Statistical model removes human bias in finding individual atoms in fuzzy images

Fuzzy electron micrographs with atoms highlighted in green, red and blue

Source: © 2018 American Physical Society

Images of a Ge cluster showing different numbers of atoms picked out by statistical analysis

Letting a mathematical model analyse electron microscope data can reveal atom-fine details from low resolution images.

A material’s exact composition and shape determines its physical properties. Even just a few stray atoms on a surface can make a difference, for example when it comes to a material’s catalytic properties.

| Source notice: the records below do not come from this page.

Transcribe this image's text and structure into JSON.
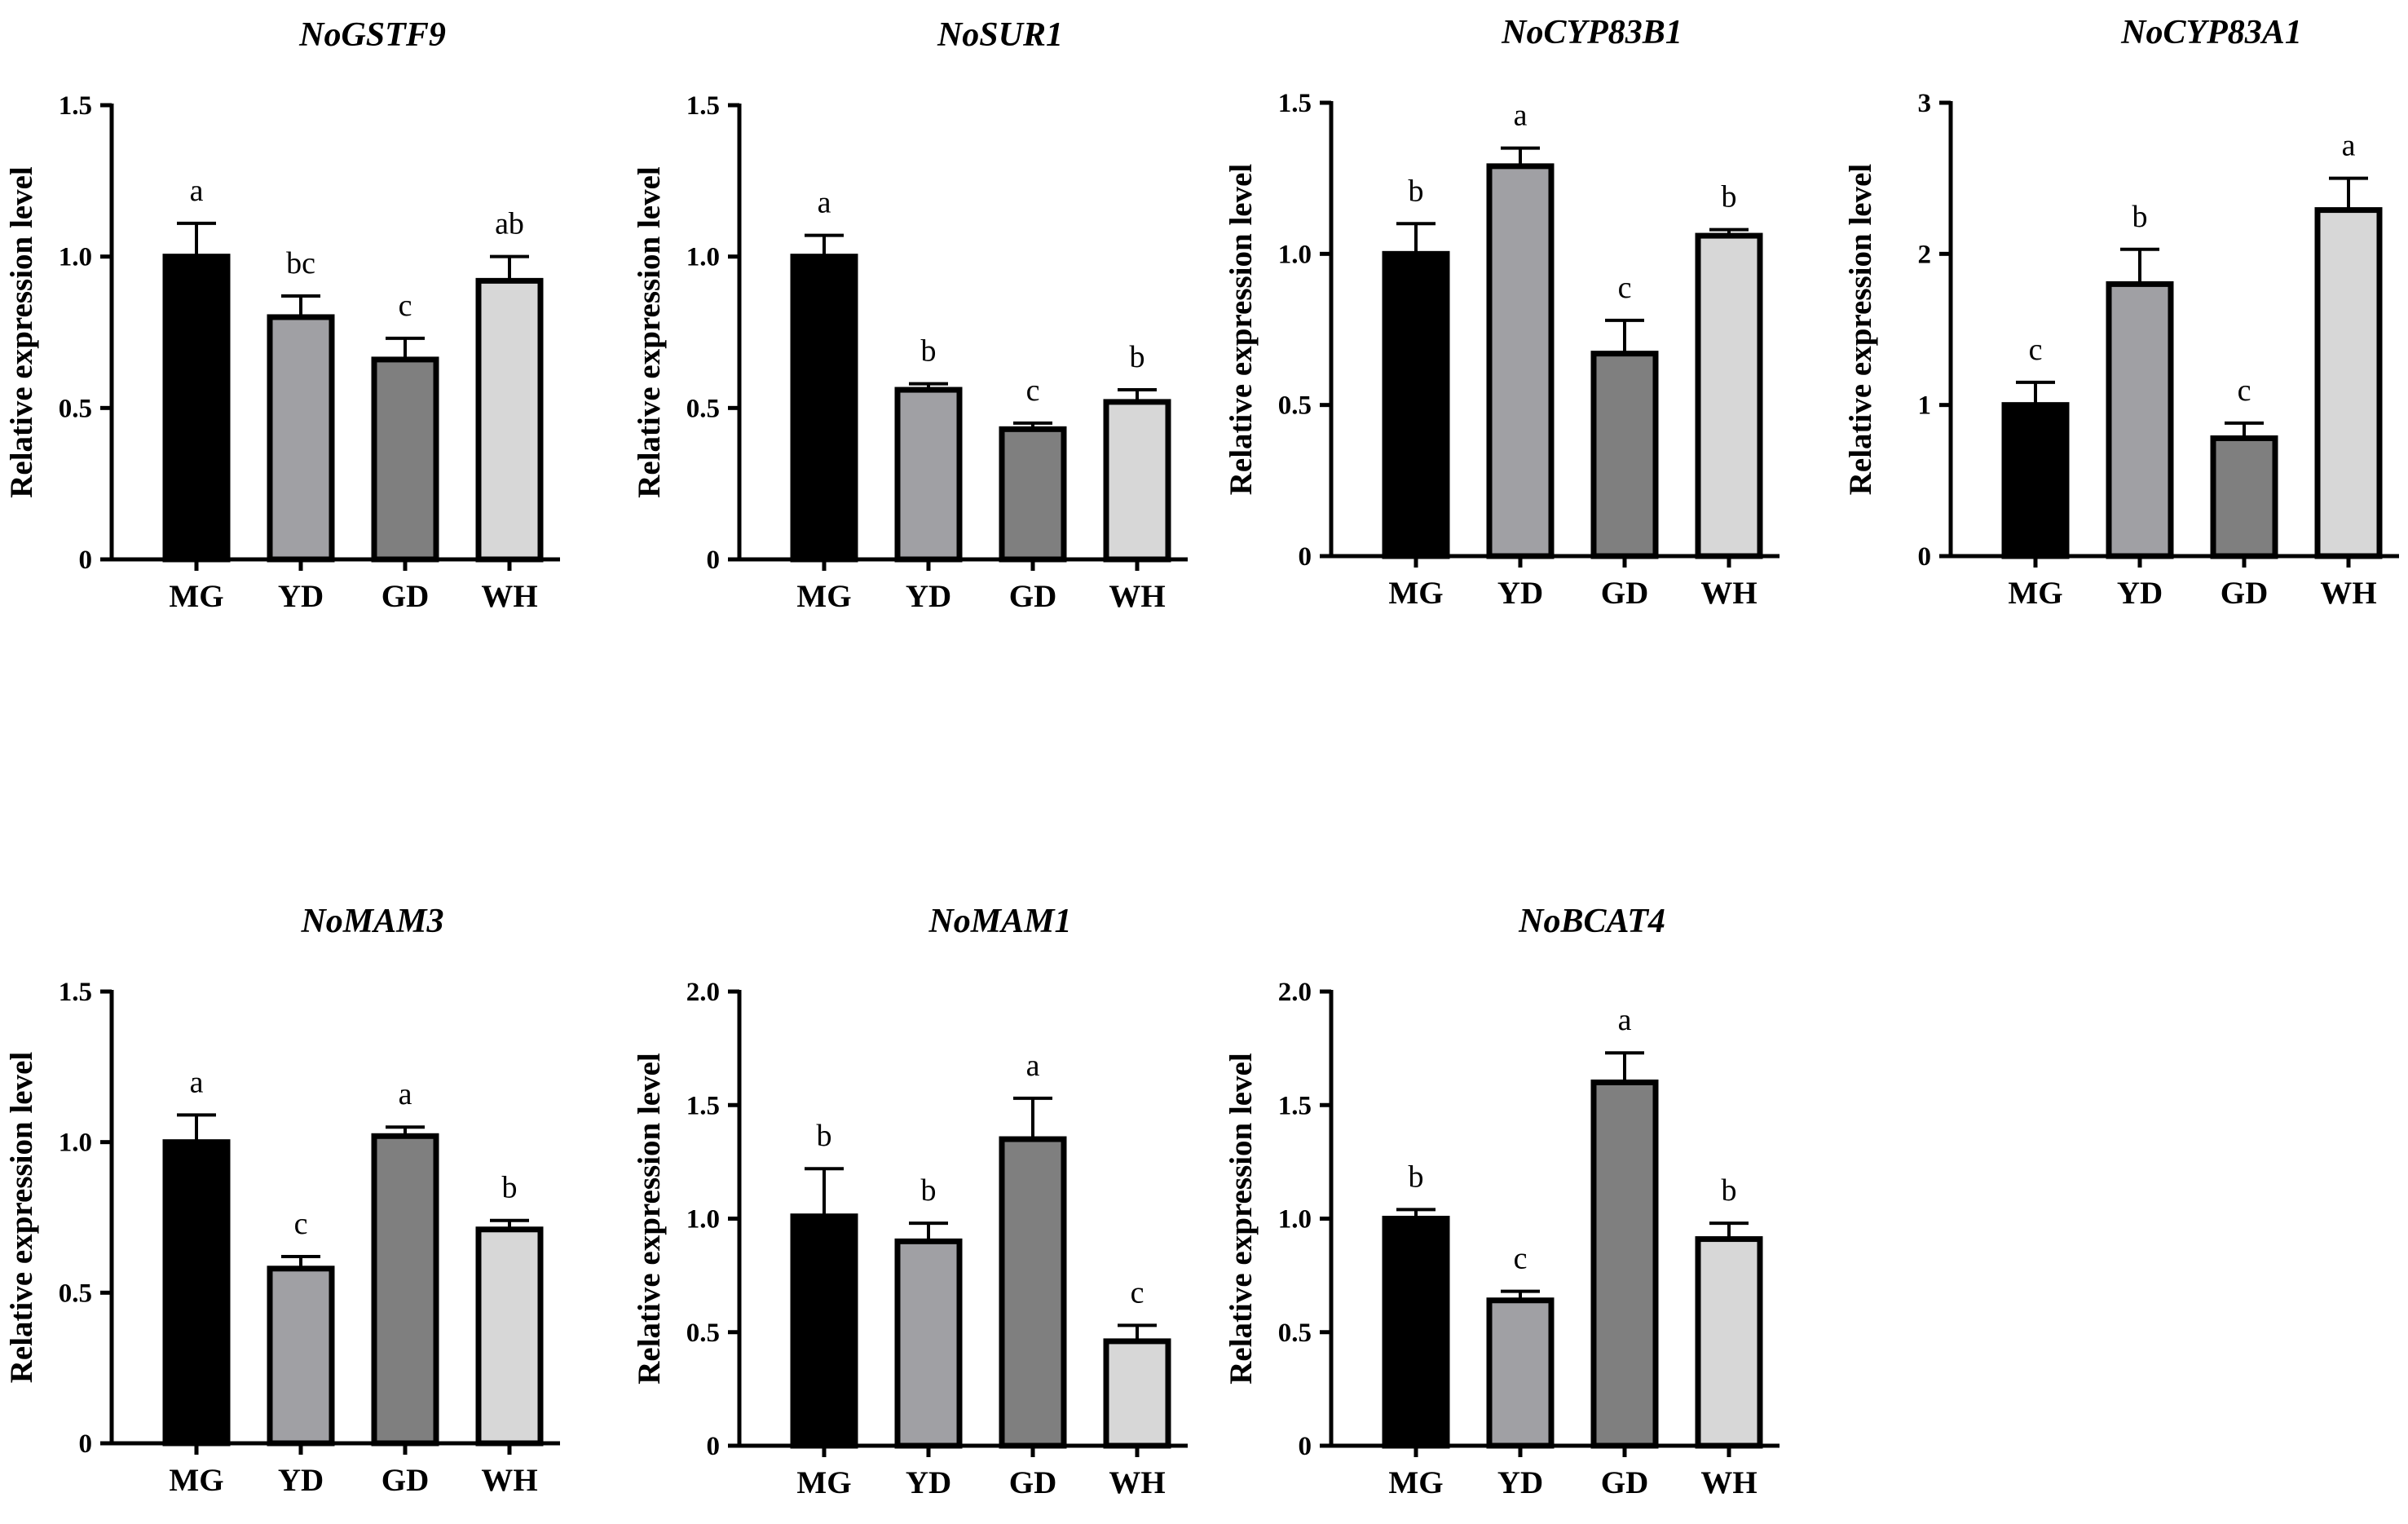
{
  "colors": {
    "MG": "#000000",
    "YD": "#a0a0a4",
    "GD": "#7f7f7f",
    "WH": "#d7d7d7",
    "outline": "#000000"
  },
  "chart_data": [
    {
      "type": "bar",
      "title": "NoGSTF9",
      "ylabel": "Relative expression level",
      "categories": [
        "MG",
        "YD",
        "GD",
        "WH"
      ],
      "values": [
        1.0,
        0.8,
        0.66,
        0.92
      ],
      "errors": [
        0.11,
        0.07,
        0.07,
        0.08
      ],
      "letters": [
        "a",
        "bc",
        "c",
        "ab"
      ],
      "ylim": [
        0,
        1.5
      ],
      "yticks": [
        0,
        0.5,
        1.0,
        1.5
      ],
      "yticklabels": [
        "0",
        "0.5",
        "1.0",
        "1.5"
      ]
    },
    {
      "type": "bar",
      "title": "NoSUR1",
      "ylabel": "Relative expression level",
      "categories": [
        "MG",
        "YD",
        "GD",
        "WH"
      ],
      "values": [
        1.0,
        0.56,
        0.43,
        0.52
      ],
      "errors": [
        0.07,
        0.02,
        0.02,
        0.04
      ],
      "letters": [
        "a",
        "b",
        "c",
        "b"
      ],
      "ylim": [
        0,
        1.5
      ],
      "yticks": [
        0,
        0.5,
        1.0,
        1.5
      ],
      "yticklabels": [
        "0",
        "0.5",
        "1.0",
        "1.5"
      ]
    },
    {
      "type": "bar",
      "title": "NoCYP83B1",
      "ylabel": "Relative expression level",
      "categories": [
        "MG",
        "YD",
        "GD",
        "WH"
      ],
      "values": [
        1.0,
        1.29,
        0.67,
        1.06
      ],
      "errors": [
        0.1,
        0.06,
        0.11,
        0.02
      ],
      "letters": [
        "b",
        "a",
        "c",
        "b"
      ],
      "ylim": [
        0,
        1.5
      ],
      "yticks": [
        0,
        0.5,
        1.0,
        1.5
      ],
      "yticklabels": [
        "0",
        "0.5",
        "1.0",
        "1.5"
      ]
    },
    {
      "type": "bar",
      "title": "NoCYP83A1",
      "ylabel": "Relative expression level",
      "categories": [
        "MG",
        "YD",
        "GD",
        "WH"
      ],
      "values": [
        1.0,
        1.8,
        0.78,
        2.29
      ],
      "errors": [
        0.15,
        0.23,
        0.1,
        0.21
      ],
      "letters": [
        "c",
        "b",
        "c",
        "a"
      ],
      "ylim": [
        0,
        3
      ],
      "yticks": [
        0,
        1,
        2,
        3
      ],
      "yticklabels": [
        "0",
        "1",
        "2",
        "3"
      ]
    },
    {
      "type": "bar",
      "title": "NoMAM3",
      "ylabel": "Relative expression level",
      "categories": [
        "MG",
        "YD",
        "GD",
        "WH"
      ],
      "values": [
        1.0,
        0.58,
        1.02,
        0.71
      ],
      "errors": [
        0.09,
        0.04,
        0.03,
        0.03
      ],
      "letters": [
        "a",
        "c",
        "a",
        "b"
      ],
      "ylim": [
        0,
        1.5
      ],
      "yticks": [
        0,
        0.5,
        1.0,
        1.5
      ],
      "yticklabels": [
        "0",
        "0.5",
        "1.0",
        "1.5"
      ]
    },
    {
      "type": "bar",
      "title": "NoMAM1",
      "ylabel": "Relative expression level",
      "categories": [
        "MG",
        "YD",
        "GD",
        "WH"
      ],
      "values": [
        1.01,
        0.9,
        1.35,
        0.46
      ],
      "errors": [
        0.21,
        0.08,
        0.18,
        0.07
      ],
      "letters": [
        "b",
        "b",
        "a",
        "c"
      ],
      "ylim": [
        0,
        2.0
      ],
      "yticks": [
        0,
        0.5,
        1.0,
        1.5,
        2.0
      ],
      "yticklabels": [
        "0",
        "0.5",
        "1.0",
        "1.5",
        "2.0"
      ]
    },
    {
      "type": "bar",
      "title": "NoBCAT4",
      "ylabel": "Relative expression level",
      "categories": [
        "MG",
        "YD",
        "GD",
        "WH"
      ],
      "values": [
        1.0,
        0.64,
        1.6,
        0.91
      ],
      "errors": [
        0.04,
        0.04,
        0.13,
        0.07
      ],
      "letters": [
        "b",
        "c",
        "a",
        "b"
      ],
      "ylim": [
        0,
        2.0
      ],
      "yticks": [
        0,
        0.5,
        1.0,
        1.5,
        2.0
      ],
      "yticklabels": [
        "0",
        "0.5",
        "1.0",
        "1.5",
        "2.0"
      ]
    }
  ]
}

Transmission electron microscopy (TEM) can visualise these nanoscale details by illuminating a sample with an electron beam.

But many materials quickly degrade under the electron onslaught. To avoid radiation damage, scientists tune down the beam intensity, which also lowers the contrast. Interpreting these noisy images usually requires researchers to make assumptions that might lead them to misassign structures.

A statistical model, developed by researchers from Belgium, the Netherlands and the UK, promises to resolve fuzzy TEM images down to single atoms – even light ones that only weakly scatter electrons and are therefore hard to spot. At the same time, the method removes human bias from the equation.

Unlike other methods, the model analyses the TEM image as a whole rather than looking at each pixel individually. It tries to fit different arrangements of atoms to the image and then figures out which number is the most probable.

Within an hour, the method revealed details of a strontium titanate crystal, although it took long longer – 11 hours – to find the hexagonal graphene lattice in an even noisier TEM image. The probability count can also resolve individual atoms at the edge of a gold nanorod that were invisible in the original image.